Most of us learned to write as children [citation needed], and since most of your readership and most of the study's respondents are adults [citation needed] they may have already been exposed to this triumph of nurture over nature. It's possible that the honest responses of either population may not reflect the natural ambidexterity rate. Diving down the rabbit hole, if the populations were subject to these pressures, what does it actually tell us about the self-reported ambidextrous crowd? Are the ambidextrous kids from conservative Christian areas the kids who fell in line with an unreasonable authority figure? Who resisted falling in line? Surely that could be wrapped up in their feelings about authoritarianism.

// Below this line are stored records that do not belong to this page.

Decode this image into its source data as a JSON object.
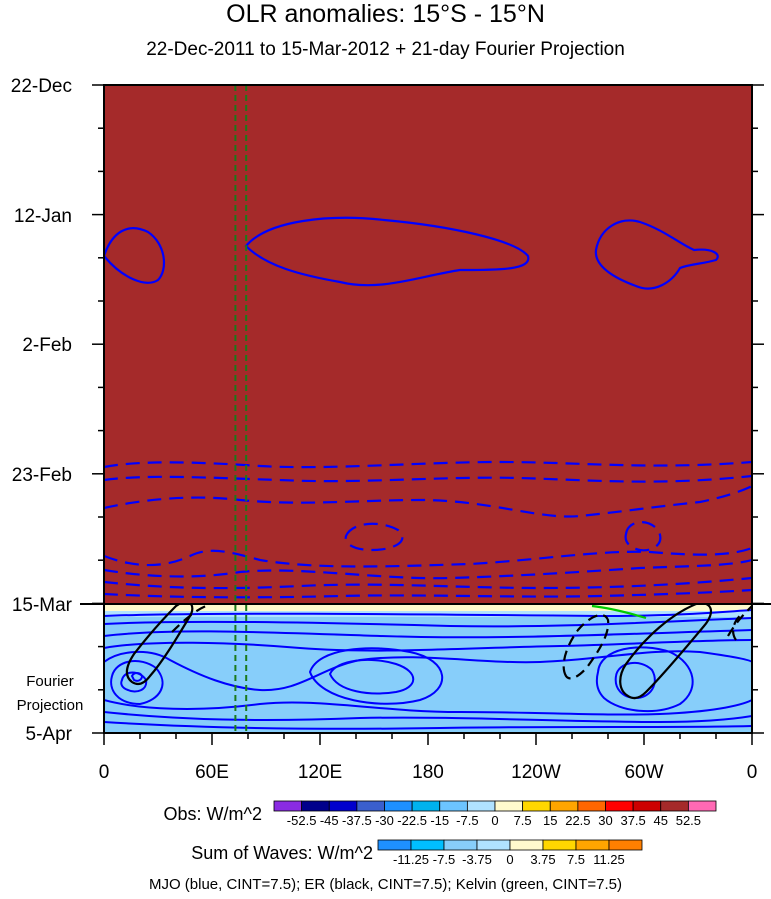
{
  "chart_data": {
    "type": "heatmap",
    "title": "OLR anomalies: 15°S - 15°N",
    "subtitle": "22-Dec-2011 to 15-Mar-2012 + 21-day Fourier Projection",
    "y_tick_labels": [
      "22-Dec",
      "12-Jan",
      "2-Feb",
      "23-Feb",
      "15-Mar",
      "5-Apr"
    ],
    "y_extra_label": [
      "Fourier",
      "Projection"
    ],
    "x_tick_labels": [
      "0",
      "60E",
      "120E",
      "180",
      "120W",
      "60W",
      "0"
    ],
    "xlim": [
      0,
      360
    ],
    "ylim_days": [
      0,
      105
    ],
    "observed_period_days": [
      0,
      84
    ],
    "projection_period_days": [
      84,
      105
    ],
    "observed_fill_level": 52.5,
    "projection_fill_level": -3.75,
    "mjo_phase_lines_lon": [
      73,
      79
    ],
    "legends": {
      "obs": {
        "label": "Obs: W/m^2",
        "levels": [
          "-52.5",
          "-45",
          "-37.5",
          "-30",
          "-22.5",
          "-15",
          "-7.5",
          "0",
          "7.5",
          "15",
          "22.5",
          "30",
          "37.5",
          "45",
          "52.5"
        ],
        "colors": [
          "#8a2be2",
          "#00008b",
          "#0000cd",
          "#3a5fcd",
          "#1e90ff",
          "#00b2ee",
          "#6cc4ff",
          "#b0e2ff",
          "#fffacd",
          "#ffd700",
          "#ffa500",
          "#ff6600",
          "#ff0000",
          "#cd0000",
          "#a52a2a",
          "#ff69b4"
        ]
      },
      "waves": {
        "label": "Sum of Waves: W/m^2",
        "levels": [
          "-11.25",
          "-7.5",
          "-3.75",
          "0",
          "3.75",
          "7.5",
          "11.25"
        ],
        "colors": [
          "#1e90ff",
          "#00bfff",
          "#87cefa",
          "#b0e2ff",
          "#fffacd",
          "#ffd700",
          "#ffa500",
          "#ff7f00"
        ]
      }
    },
    "footnote": "MJO (blue, CINT=7.5); ER (black, CINT=7.5); Kelvin (green, CINT=7.5)",
    "colors": {
      "mjo": "#0000ff",
      "er": "#000000",
      "kelvin": "#00cc00",
      "phase_line": "#1a7a1a"
    }
  }
}
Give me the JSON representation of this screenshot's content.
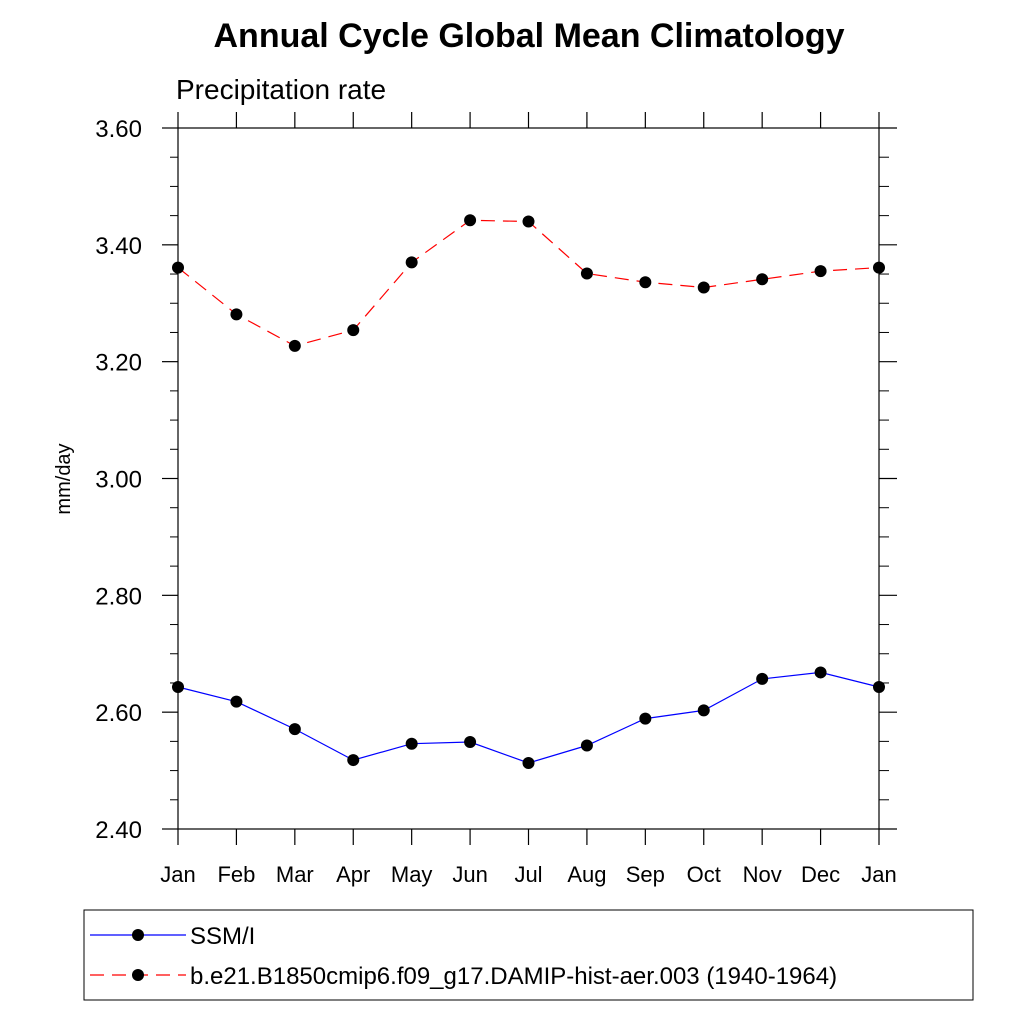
{
  "chart_data": {
    "type": "line",
    "title": "Annual Cycle Global Mean Climatology",
    "subtitle": "Precipitation rate",
    "ylabel": "mm/day",
    "xlabel": "",
    "ylim": [
      2.4,
      3.6
    ],
    "yticks": [
      "2.40",
      "2.60",
      "2.80",
      "3.00",
      "3.20",
      "3.40",
      "3.60"
    ],
    "yminor_step": 0.05,
    "categories": [
      "Jan",
      "Feb",
      "Mar",
      "Apr",
      "May",
      "Jun",
      "Jul",
      "Aug",
      "Sep",
      "Oct",
      "Nov",
      "Dec",
      "Jan"
    ],
    "grid": false,
    "legend_position": "bottom",
    "series": [
      {
        "name": "SSM/I",
        "color": "#0000ff",
        "line_style": "solid",
        "marker": "filled-circle",
        "values": [
          2.643,
          2.618,
          2.571,
          2.518,
          2.546,
          2.549,
          2.513,
          2.543,
          2.589,
          2.603,
          2.657,
          2.668,
          2.643
        ]
      },
      {
        "name": "b.e21.B1850cmip6.f09_g17.DAMIP-hist-aer.003 (1940-1964)",
        "color": "#ff0000",
        "line_style": "dashed",
        "marker": "filled-circle",
        "values": [
          3.361,
          3.281,
          3.227,
          3.254,
          3.37,
          3.442,
          3.44,
          3.351,
          3.336,
          3.327,
          3.341,
          3.355,
          3.361
        ]
      }
    ]
  }
}
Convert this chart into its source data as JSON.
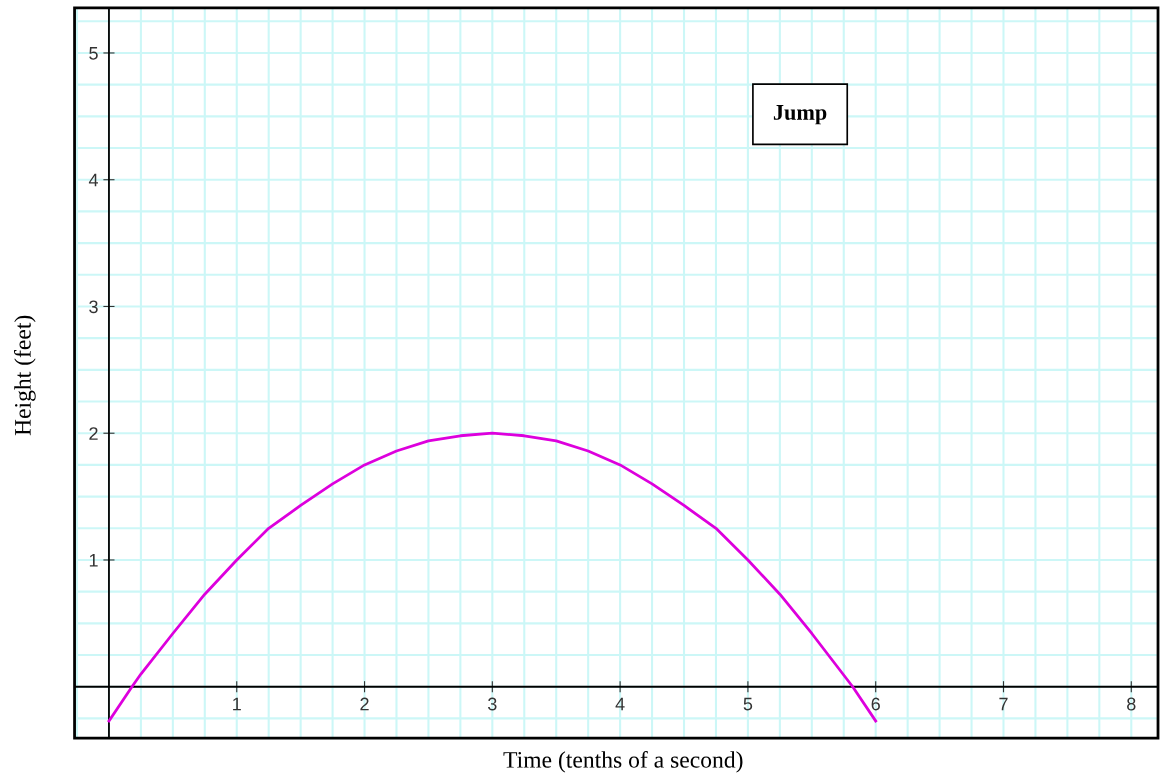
{
  "chart_data": {
    "type": "line",
    "title": "Jump",
    "xlabel": "Time (tenths of a second)",
    "ylabel": "Height (feet)",
    "x": [
      0,
      0.18,
      0.25,
      0.5,
      0.75,
      1,
      1.25,
      1.5,
      1.75,
      2,
      2.25,
      2.5,
      2.75,
      3,
      3.25,
      3.5,
      3.75,
      4,
      4.25,
      4.5,
      4.75,
      5,
      5.25,
      5.5,
      5.82,
      6
    ],
    "series": [
      {
        "color": "#dd00dd",
        "values": [
          -0.27,
          0,
          0.1,
          0.42,
          0.73,
          1.0,
          1.25,
          1.43,
          1.6,
          1.75,
          1.86,
          1.94,
          1.98,
          2.0,
          1.98,
          1.94,
          1.86,
          1.75,
          1.6,
          1.43,
          1.25,
          1.0,
          0.73,
          0.42,
          0,
          -0.27
        ]
      }
    ],
    "xlim": [
      -0.26,
      8.2
    ],
    "ylim": [
      -0.4,
      5.35
    ],
    "xticks": [
      1,
      2,
      3,
      4,
      5,
      6,
      7,
      8
    ],
    "yticks": [
      1,
      2,
      3,
      4,
      5
    ],
    "grid": true,
    "marker": "none",
    "line_style": "solid"
  }
}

These examples are presented as being similar, but they have an important distinction.

I agree that testing p-values for the Vitamin D example doesn't make too much sense. However, if you did want to perform this kind of broad ranging testing, I think you should be concerned with the false discovery rate rather than the overall level of the tests. Each of these tests is, in some sense, a different hypothesis, and should receive it's own budget of alpha.

The second example tests as single hypothesis in multiple ways. Because it's a single hypothesis, it could make sense to control the overall size of the test at 0.025. However, because these outcomes are (presumably) highly correlated, you should use a method that adjusts for the correlation structure. Splitting the alpha equally among four tests is unnecessarily conservative.